Here’s some performance data for python 2.6.x that calls to question the notion that threading is more performant that multiprocessing in IO-bound scenarios. These results are from a 40-processor IBM System x3650 M4 BD.

IO-Bound Processing : Process Pool performed better than Thread Pool

>>> do_work(50, 300, 'thread','fileio')
do_work function took 455.752 ms

>>> do_work(50, 300, 'process','fileio')
do_work function took 319.279 ms

CPU-Bound Processing : Process Pool performed better than Thread Pool

>>> do_work(50, 2000, 'thread','square')
do_work function took 338.309 ms

>>> do_work(50, 2000, 'process','square')
do_work function took 287.488 ms

These aren’t rigorous tests, but they tell me that multiprocessing isn’t entirely unperformant in comparison to threading.

Code used in the interactive python console for the above tests

from multiprocessing import Pool
from multiprocessing.pool import ThreadPool
import time
import sys
import os
from glob import glob

text_for_test = str(range(1,100000))

def fileio(i):
 try :
  os.remove(glob('./test/test-*'))
 except : 
  pass
 f=open('./test/test-'+str(i),'a')
 f.write(text_for_test)
 f.close()
 f=open('./test/test-'+str(i),'r')
 text = f.read()
 f.close()


def square(i):
 return i*i

def timing(f):
 def wrap(*args):
  time1 = time.time()
  ret = f(*args)
  time2 = time.time()
  print '%s function took %0.3f ms' % (f.func_name, (time2-time1)*1000.0)
  return ret
 return wrap

result = None

@timing
def do_work(process_count, items, process_type, method) :
 pool = None
 if process_type == 'process' :
  pool = Pool(processes=process_count)
 else :
  pool = ThreadPool(processes=process_count)
 if method == 'square' : 
  multiple_results = [pool.apply_async(square,(a,)) for a in range(1,items)]
  result = [res.get()  for res in multiple_results]
 else :
  multiple_results = [pool.apply_async(fileio,(a,)) for a in range(1,items)]
  result = [res.get()  for res in multiple_results]


do_work(50, 300, 'thread','fileio')
do_work(50, 300, 'process','fileio')

do_work(50, 2000, 'thread','square')
do_work(50, 2000, 'process','square')

Well, most of the question is answered by Giulio Franco. I will further elaborate on the consumer-producer problem, which I suppose will put you on the right track for your solution to using a multithreaded app.

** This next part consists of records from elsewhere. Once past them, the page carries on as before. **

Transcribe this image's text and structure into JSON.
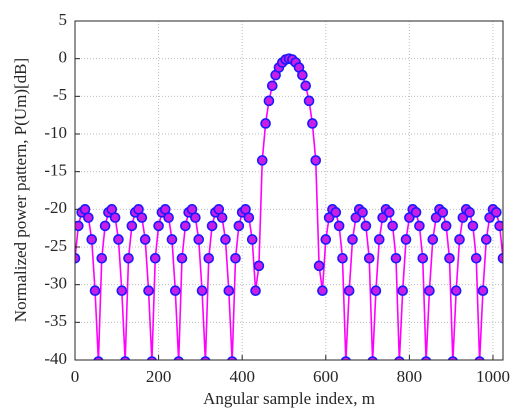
{
  "chart_data": {
    "type": "line",
    "xlabel": "Angular sample index, m",
    "ylabel": "Normalized power pattern, P(Um)[dB]",
    "x": [
      0,
      8,
      16,
      24,
      32,
      40,
      48,
      56,
      64,
      72,
      80,
      88,
      96,
      104,
      112,
      120,
      128,
      136,
      144,
      152,
      160,
      168,
      176,
      184,
      192,
      200,
      208,
      216,
      224,
      232,
      240,
      248,
      256,
      264,
      272,
      280,
      288,
      296,
      304,
      312,
      320,
      328,
      336,
      344,
      352,
      360,
      368,
      376,
      384,
      392,
      400,
      408,
      416,
      424,
      432,
      440,
      448,
      456,
      464,
      472,
      480,
      488,
      496,
      504,
      512,
      520,
      528,
      536,
      544,
      552,
      560,
      568,
      576,
      584,
      592,
      600,
      608,
      616,
      624,
      632,
      640,
      648,
      656,
      664,
      672,
      680,
      688,
      696,
      704,
      712,
      720,
      728,
      736,
      744,
      752,
      760,
      768,
      776,
      784,
      792,
      800,
      808,
      816,
      824,
      832,
      840,
      848,
      856,
      864,
      872,
      880,
      888,
      896,
      904,
      912,
      920,
      928,
      936,
      944,
      952,
      960,
      968,
      976,
      984,
      992,
      1000,
      1008,
      1016,
      1024
    ],
    "series": [
      {
        "color": "#ff00ff",
        "marker_face": "#c81ee6",
        "marker_edge": "#1a1aff",
        "values": [
          -26.5,
          -22.2,
          -20.4,
          -20.0,
          -21.1,
          -24.0,
          -30.8,
          -40.2,
          -26.5,
          -22.2,
          -20.4,
          -20.0,
          -21.1,
          -24.0,
          -30.8,
          -40.2,
          -26.5,
          -22.2,
          -20.4,
          -20.0,
          -21.1,
          -24.0,
          -30.8,
          -40.2,
          -26.5,
          -22.2,
          -20.4,
          -20.0,
          -21.1,
          -24.0,
          -30.8,
          -40.2,
          -26.5,
          -22.2,
          -20.4,
          -20.0,
          -21.1,
          -24.0,
          -30.8,
          -40.2,
          -26.5,
          -22.2,
          -20.4,
          -20.0,
          -21.1,
          -24.0,
          -30.8,
          -40.2,
          -26.5,
          -22.2,
          -20.4,
          -20.0,
          -21.1,
          -24.0,
          -30.8,
          -27.5,
          -13.5,
          -8.6,
          -5.6,
          -3.6,
          -2.18,
          -1.18,
          -0.51,
          -0.12,
          0,
          -0.12,
          -0.51,
          -1.18,
          -2.18,
          -3.6,
          -5.6,
          -8.6,
          -13.5,
          -27.5,
          -30.8,
          -24.0,
          -21.1,
          -20.0,
          -20.4,
          -22.2,
          -26.5,
          -40.2,
          -30.8,
          -24.0,
          -21.1,
          -20.0,
          -20.4,
          -22.2,
          -26.5,
          -40.2,
          -30.8,
          -24.0,
          -21.1,
          -20.0,
          -20.4,
          -22.2,
          -26.5,
          -40.2,
          -30.8,
          -24.0,
          -21.1,
          -20.0,
          -20.4,
          -22.2,
          -26.5,
          -40.2,
          -30.8,
          -24.0,
          -21.1,
          -20.0,
          -20.4,
          -22.2,
          -26.5,
          -40.2,
          -30.8,
          -24.0,
          -21.1,
          -20.0,
          -20.4,
          -22.2,
          -26.5,
          -40.2,
          -30.8,
          -24.0,
          -21.1,
          -20.0,
          -20.4,
          -22.2,
          -26.5
        ]
      }
    ],
    "xlim": [
      0,
      1024
    ],
    "xticks": [
      0,
      200,
      400,
      600,
      800,
      1000
    ],
    "ylim": [
      -40,
      5
    ],
    "yticks": [
      -40,
      -35,
      -30,
      -25,
      -20,
      -15,
      -10,
      -5,
      0,
      5
    ],
    "grid": true
  }
}
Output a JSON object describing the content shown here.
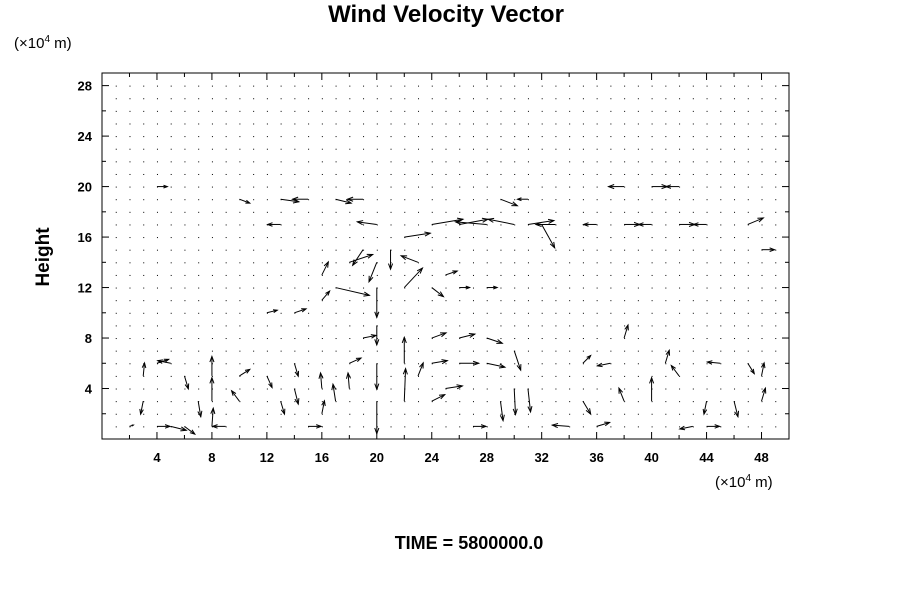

fill_count = Semaphore(0) # items produced
empty_count = Semaphore(BUFFER_SIZE) # remaining space
buffer = Buffer()

def producer(fill_count, empty_count, buffer):
    while True:
        item = produceItem()
        empty_count.down();
        buffer.push(item)
        fill_count.up()

def consumer(fill_count, empty_count, buffer):
    while True:
        fill_count.down()
        item = buffer.pop()
        empty_count.up()
        consume_item(item)

You could read more on the synchronization primitives from:

 http://linux.die.net/man/7/sem_overview
 http://docs.python.org/2/library/threading.html

The pseudocode is above. I suppose you should search the producer-consumer-problem to get more references.